Статус мировой истории внутри дисциплины в целом оставался неопределенным в большинстве стран вплоть до 1990–х годов[58]. И это не удивительно, если учесть, что послевоенный период повсеместно оказался временем национального строительства. Это особенно справедливо в отношении многих бывших колоний, превратившихся в независимые государства: там создание национальной истории стало первостепенным делом. В условиях тогдашнего расклада политических сил ученые этих стран использовали европейское прошлое как мерило для оценки собственной истории, накладывая на нее нарратив развития, созданный по западным лекалам. В тот же период стремительно росло доминирование англоязычной историографии. Такова была общая картина, когда в 1963 году появилась капитальная работа Уильяма Макнила, не случайно названная «Восхождение Запада» и ставшая одним из самых цитируемых исторических трудов. Книга написана несомненно в духе доминирующего евроцентричного взгляда на историю. Современный мир представлен в ней как продукт западных традиций, европейских достижений sui generis[59], которые на вершине своей славы были экспортированы в другие регионы мира. Подобный взгляд, ясно различающий «развитые» и «недоразвитые» страны, превалировал в период, последовавший за деколонизацией[60].

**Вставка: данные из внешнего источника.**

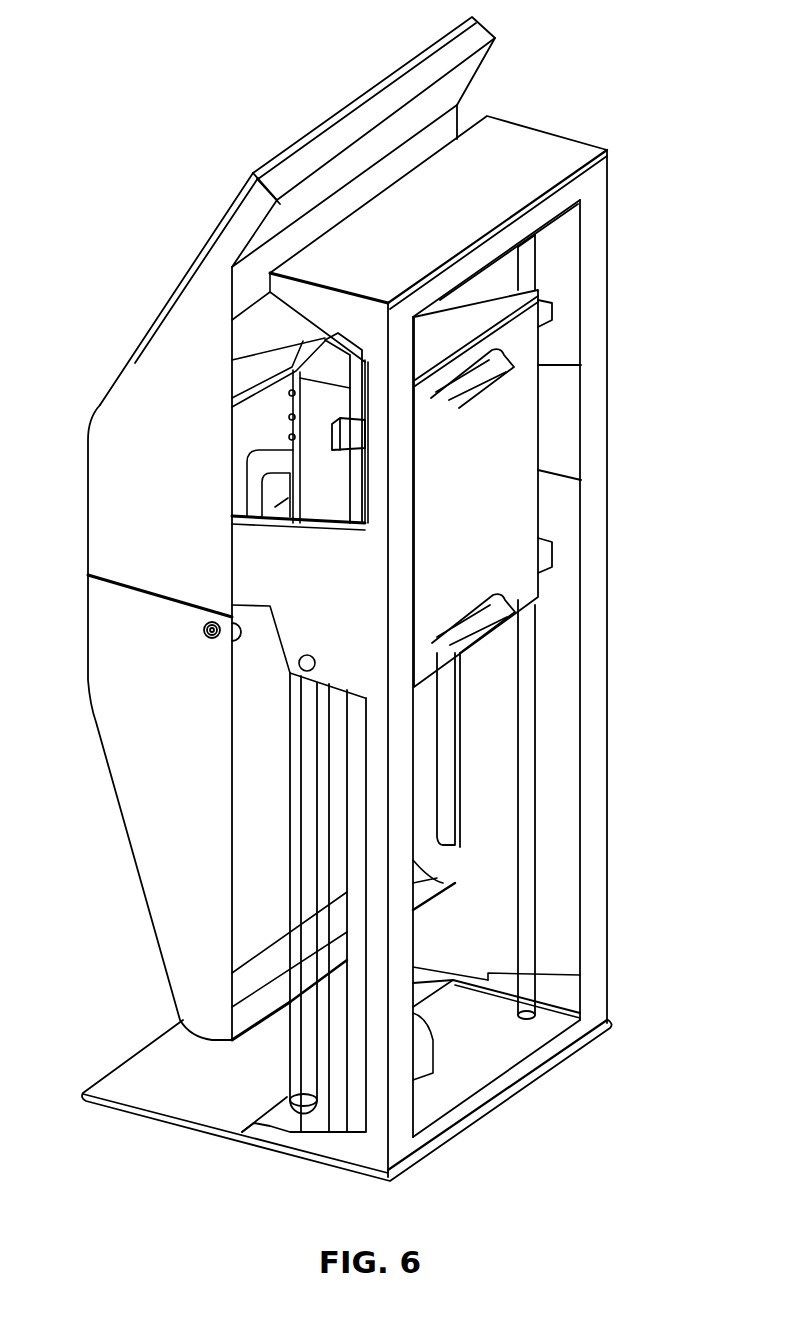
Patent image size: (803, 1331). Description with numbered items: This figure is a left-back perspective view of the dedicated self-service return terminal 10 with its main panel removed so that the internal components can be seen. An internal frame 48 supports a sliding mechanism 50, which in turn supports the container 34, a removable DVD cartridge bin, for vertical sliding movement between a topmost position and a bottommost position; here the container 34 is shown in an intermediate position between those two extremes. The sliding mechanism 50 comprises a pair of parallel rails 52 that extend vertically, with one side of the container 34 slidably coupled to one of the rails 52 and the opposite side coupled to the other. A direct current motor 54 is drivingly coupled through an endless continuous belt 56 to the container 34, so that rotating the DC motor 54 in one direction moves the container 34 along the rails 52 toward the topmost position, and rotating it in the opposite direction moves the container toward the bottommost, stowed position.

The dedicated self-service return terminal 10 is at (100, 92).
The container 34 is at (517, 500).
The internal frame 48 is at (597, 378).
The sliding mechanism 50 is at (476, 646).
The parallel rails 52 is at (353, 378).
The direct current (DC) motor 54 is at (423, 1067).
The endless continuous belt 56 is at (293, 1038).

Однако еще большую роль в становлении традиции всемирной истории, чем идея Тойнби о цивилизационных монадах или теория модернизации, имплицитно присутствующая в апофеозе Европы у Макнила, сыграли труды марксистов и тех ученых, которые испытали воздействие исторического материализма. Марксистские идеи стали особенно влиятельны после 1945 года – и не только в Советском Союзе и странах Восточного блока, но также в Латинской Америке, во Франции, в Италии, Индии и Японии. В СССР и Китае всемирная история была институционализирована после прихода к власти коммунистов и играла в науке куда большую роль, чем на Западе. Кафедры всемирной истории были основаны во многих университетах. В Китае примерно треть всех университетских историков работали в институциях, специализировавшихся на всемирной истории, – цифра совершенно невероятная в то время для Европы и США. Правда, «всемирная история» в китайской интерпретации была весьма своеобразной и гораздо меньшей по охвату, чем у Тойнби или Макнила. Многие историки-марксисты занимались историей только одной страны, описывая ее в терминах универсальной марксистской модели исторического развития. В Советском Союзе Сталин инициировал издание канонического «Краткого курса истории ВКП(б)», где излагалась довольно жесткая последовательность стадий развития. Ученые, как правило, сначала прибегали к дедукции, чтобы затем отыскивать в истории свидетельства, подтверждающие верность универсальных образцов развития, выведенных изначально как чистые абстракции. Задача эмпирического исследования заключалась в том, чтобы подогнать реальность под готовые теоретические выкладки[61].
Мир-системная теория возникла в 1970–е годы как реакция на сочинения, которые можно назвать, парафразируя сталинский тезис, «всемирной историей в отдельно взятой стране». Неоконченный труд Иммануила Валлерстайна, первый том которого появился в 1974 году, приветствовали историки всего мира. Ученый сосредоточился на системных процессах и призвал ученых понимать прошлое в существенном глобальном контексте, не ограничиваясь абстрактной логикой развития (см. главу 3)[62].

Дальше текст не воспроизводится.